Magnetic phase transitions and spin density distribution in the molecular multiferroic GaV$_4$S$_8$ system

TL;DR

This study investigates the magnetic phase transitions and spin density distribution in GaV$_4$S$_8$, revealing complex magnetic structures, phase transitions, and the distribution of magnetic moments consistent with first-principles calculations.

Contribution

It provides detailed neutron scattering analysis of magnetic phases and spin distribution in GaV$_4$S$_8$, highlighting the coupling between magnetic order and ferroelectricity.

Findings

Long-range magnetic order develops below 13 K with an incommensurate cycloidal structure.

The magnetic form factor indicates spins are distributed over the V$_4$ molecular unit.

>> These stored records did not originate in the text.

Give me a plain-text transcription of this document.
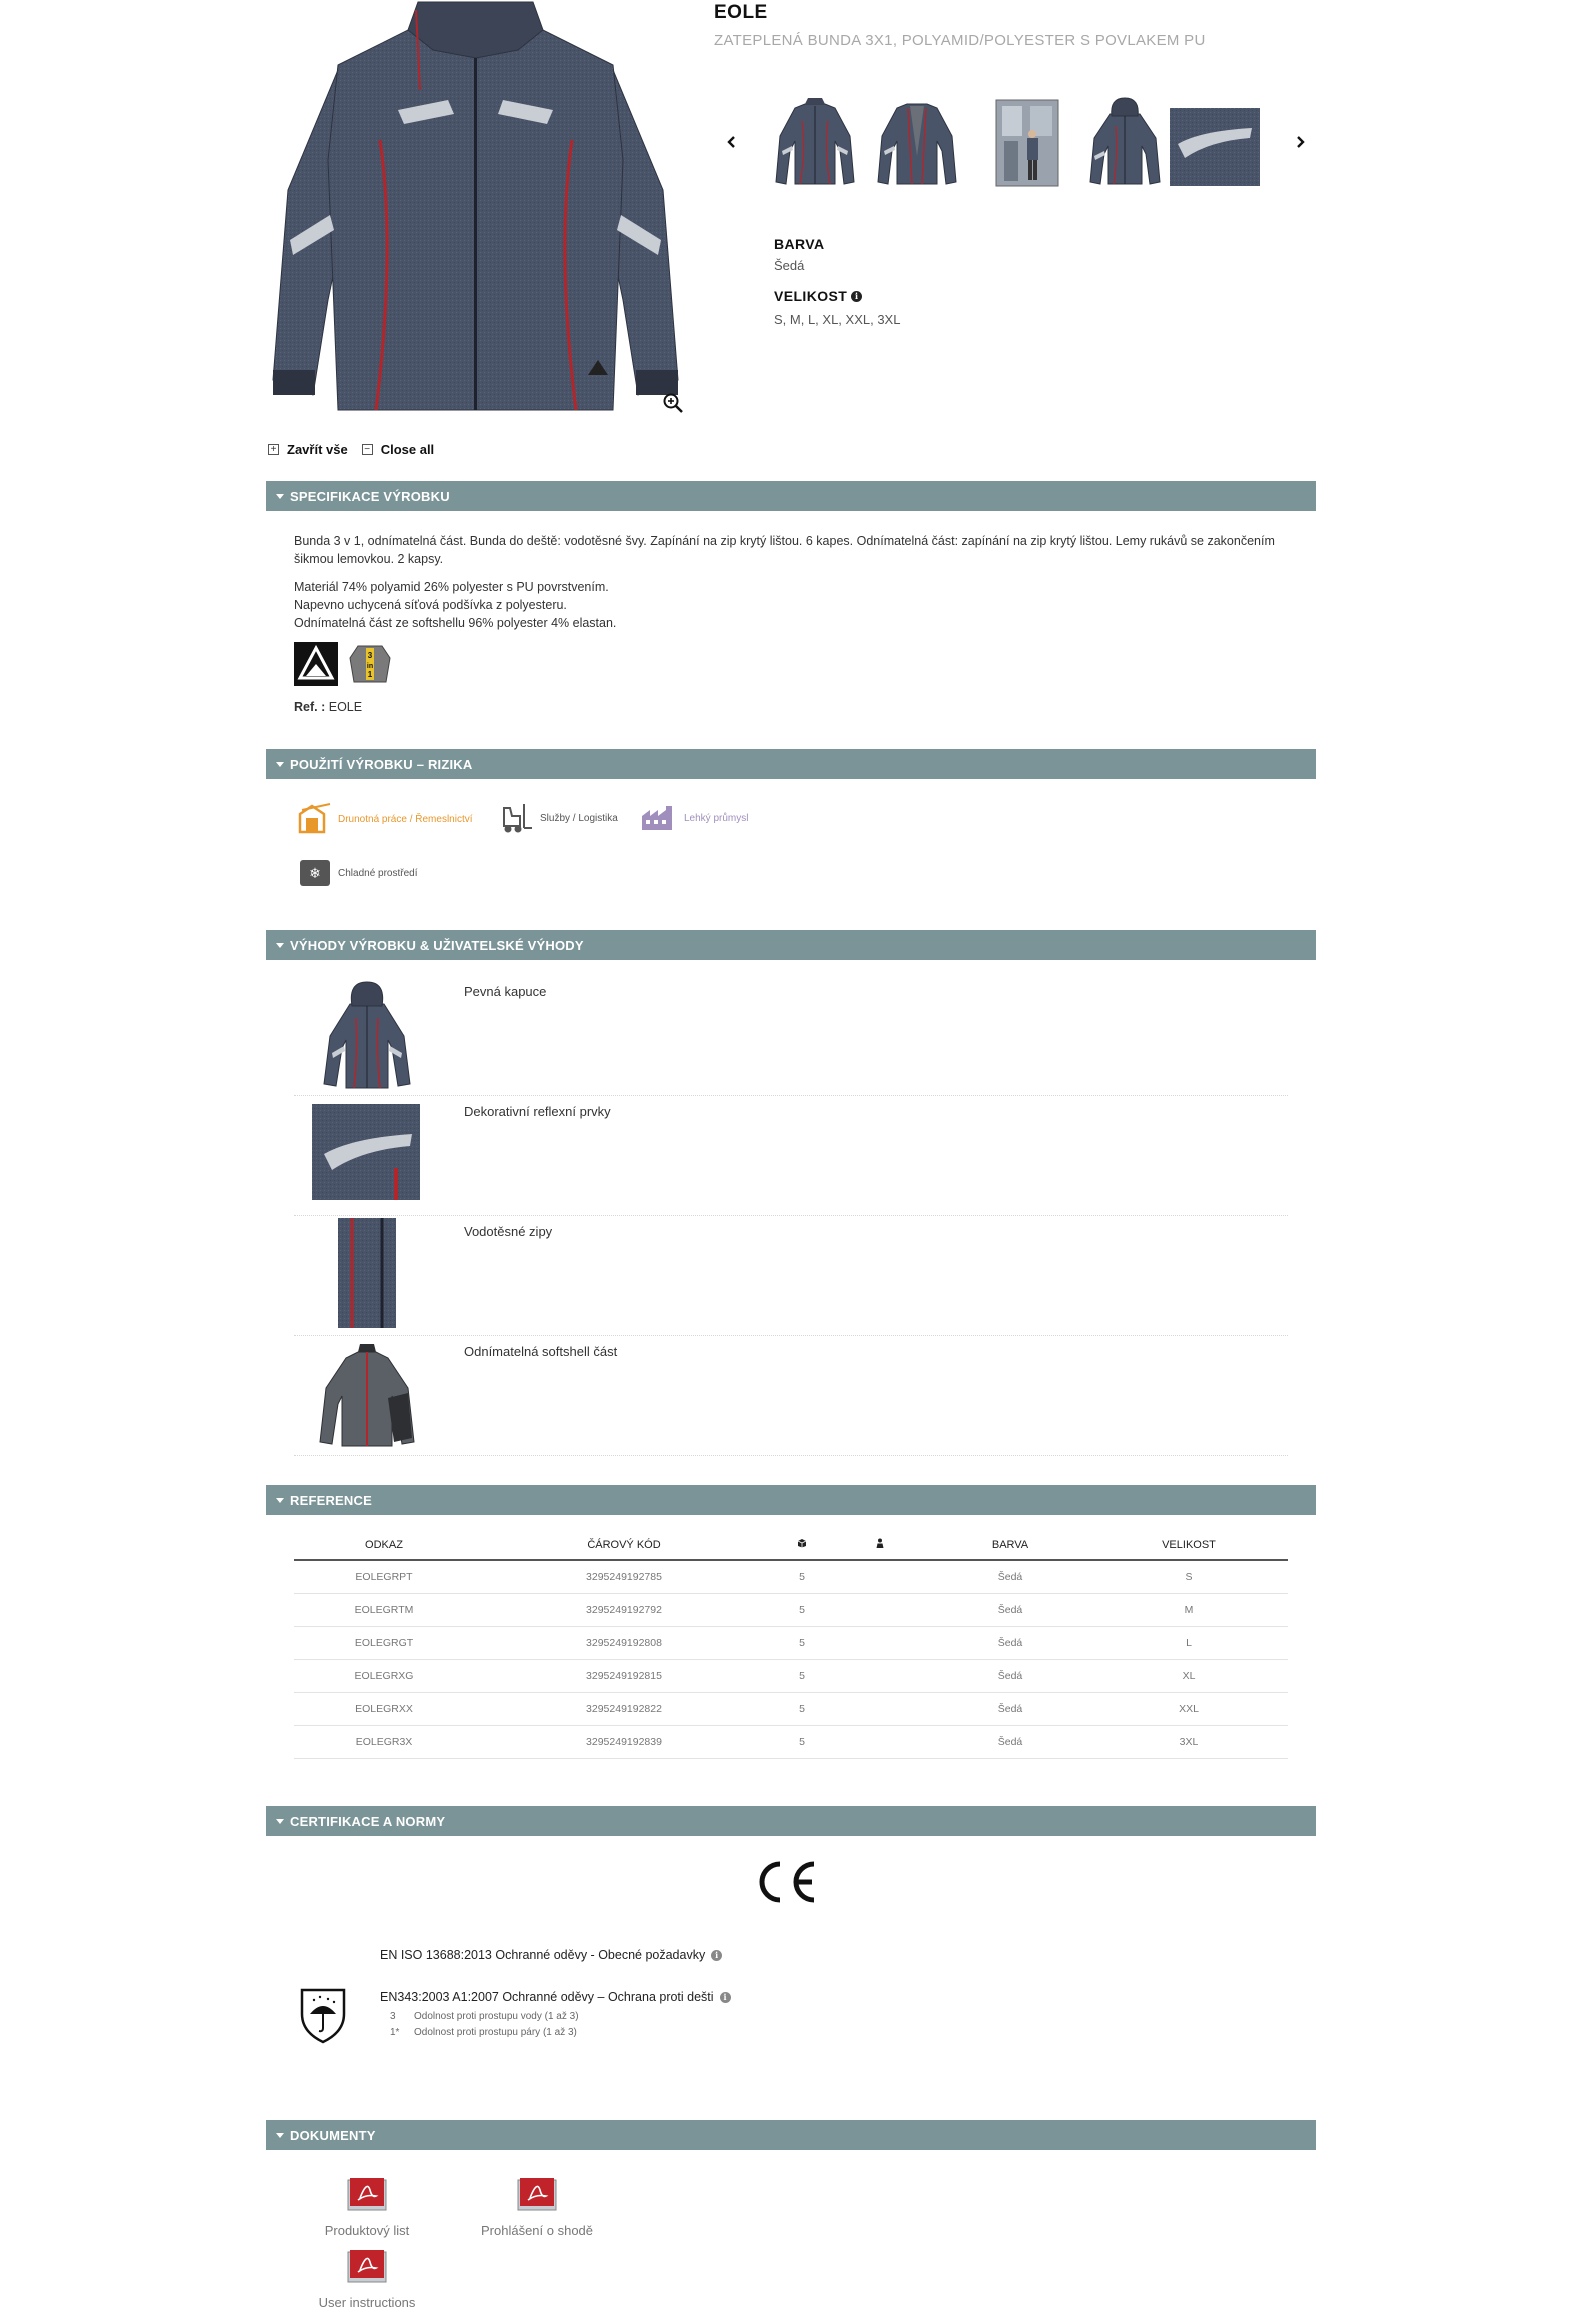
EOLE
ZATEPLENÁ BUNDA 3X1, POLYAMID/POLYESTER S POVLAKEM PU
BARVA
Šedá
VELIKOST i
S, M, L, XL, XXL, 3XL
+ Zavřít vše − Close all
SPECIFIKACE VÝROBKU
Bunda 3 v 1, odnímatelná část. Bunda do deště: vodotěsné švy. Zapínání na zip krytý lištou. 6 kapes. Odnímatelná část: zapínání na zip krytý lištou. Lemy rukávů se zakončením šikmou lemovkou. 2 kapsy.
Materiál 74% polyamid 26% polyester s PU povrstvením.
Napevno uchycená síťová podšívka z polyesteru.
Odnímatelná část ze softshellu 96% polyester 4% elastan.
3
in
1
Ref. : EOLE
POUŽITÍ VÝROBKU – RIZIKA
Drunotná práce / Řemeslnictví	Služby / Logistika	Lehký průmysl
❄ Chladné prostředí
VÝHODY VÝROBKU & UŽIVATELSKÉ VÝHODY
Pevná kapuce
Dekorativní reflexní prvky
Vodotěsné zipy
Odnímatelná softshell část
REFERENCE
ODKAZ	ČÁROVÝ KÓD			BARVA	VELIKOST
EOLEGRPT	3295249192785	5		Šedá	S
EOLEGRTM	3295249192792	5		Šedá	M
EOLEGRGT	3295249192808	5		Šedá	L
EOLEGRXG	3295249192815	5		Šedá	XL
EOLEGRXX	3295249192822	5		Šedá	XXL
EOLEGR3X	3295249192839	5		Šedá	3XL
CERTIFIKACE A NORMY
EN ISO 13688:2013 Ochranné oděvy - Obecné požadavky	i
EN343:2003 A1:2007 Ochranné oděvy – Ochrana proti dešti	i
3	Odolnost proti prostupu vody (1 až 3)
1* Odolnost proti prostupu páry (1 až 3)
DOKUMENTY
Produktový list	Prohlášení o shodě
User instructions
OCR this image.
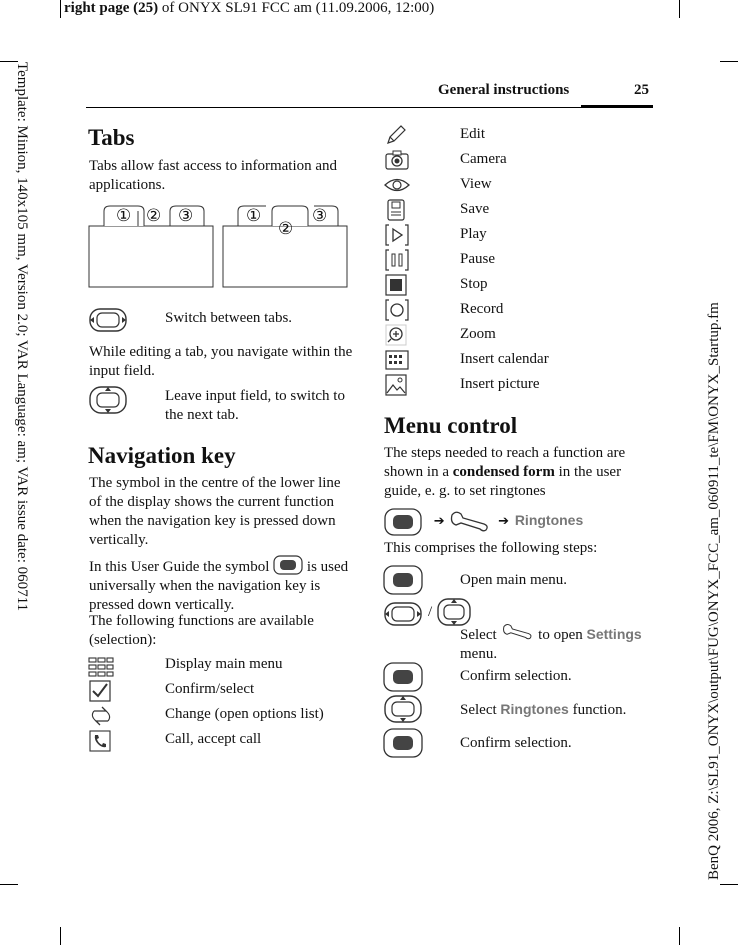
right page (25) of ONYX SL91 FCC am (11.09.2006, 12:00)
Template: Minion, 140x105 mm, Version 2.0; VAR Language: am; VAR issue date: 060711	BenQ 2006, Z:\SL91_ONYX\output\FUG\ONYX_FCC_am_060911_te\FM\ONYX_Startup.fm
General instructions	25
Tabs

Tabs allow fast access to information and applications.

① ② ③	①
②
③
Switch between tabs.

While editing a tab, you navigate within the input field.

Leave input field, to switch to the next tab.

Navigation key

The symbol in the centre of the lower line of the display shows the current function when the navigation key is pressed down vertically.

In this User Guide the symbol	is used universally when the navigation key is pressed down vertically.

The following functions are available (selection):

Display main menu
Confirm/select
Change (open options list)
Call, accept call
Edit
Camera
View
Save
Play
Pause
Stop
Record
Zoom
Insert calendar
Insert picture
Menu control

The steps needed to reach a function are shown in a condensed form in the user guide, e. g. to set ringtones

➔	➔ Ringtones

This comprises the following steps:

Open main menu.
/
Select	to open Settings
menu.
Confirm selection.
Select Ringtones function.
Confirm selection.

The ferromagnetic phase exhibits spins aligned along the [1,1,1] direction with large anisotropy.

Abstract

We have carried out neutron diffraction and small angle neutron scattering measurements on a high quality single crystal of the cubic lacunar spinel multiferroic, GaV$_4$S$_8$, as a function of magnetic field and temperature to determine the magnetic properties for the single electron that is located on the tetrahedrally coordinated V$_4$ molecular unit. Our results are in good agreement with the structural transition at 44 K from cubic to rhombohedral symmetry where the system becomes a robust ferroelectric, while long range magnetic order develops below 13 K in the form of an incommensurate cycloidal magnetic structure, which can transform into a N\'eel-type skyrmion phase in a modest applied magnetic field. Below 5.9(3) K, the crystal enters a ferromagnetic phase, and we find the magnetic order parameter indicates a long range ordered ground state with an ordered moment of 0.23(1) ${\mu}_\mathrm{B}$ per V ion. Both polarized and unpolarized neutron data in the ferroelectric-paramagnetic phase have been measured to determine the magnetic form factor. The data are consistent with a model of the single spin being uniformly distributed across the V$_4$ molecular unit, rather than residing on the single apical V ion, in substantial agreement with the results of first-principles theory. In the magnetically ordered state, polarized neutron measurements are important since both the cycloidal and ferromagnetic order parameters are clearly coupled to the ferroelectricity, causing the structural peaks to be temperature and field dependent. For the ferromagnetic ground state, the spins are locked along the $[1,1,1]$ direction by a surprisingly large anisotropy.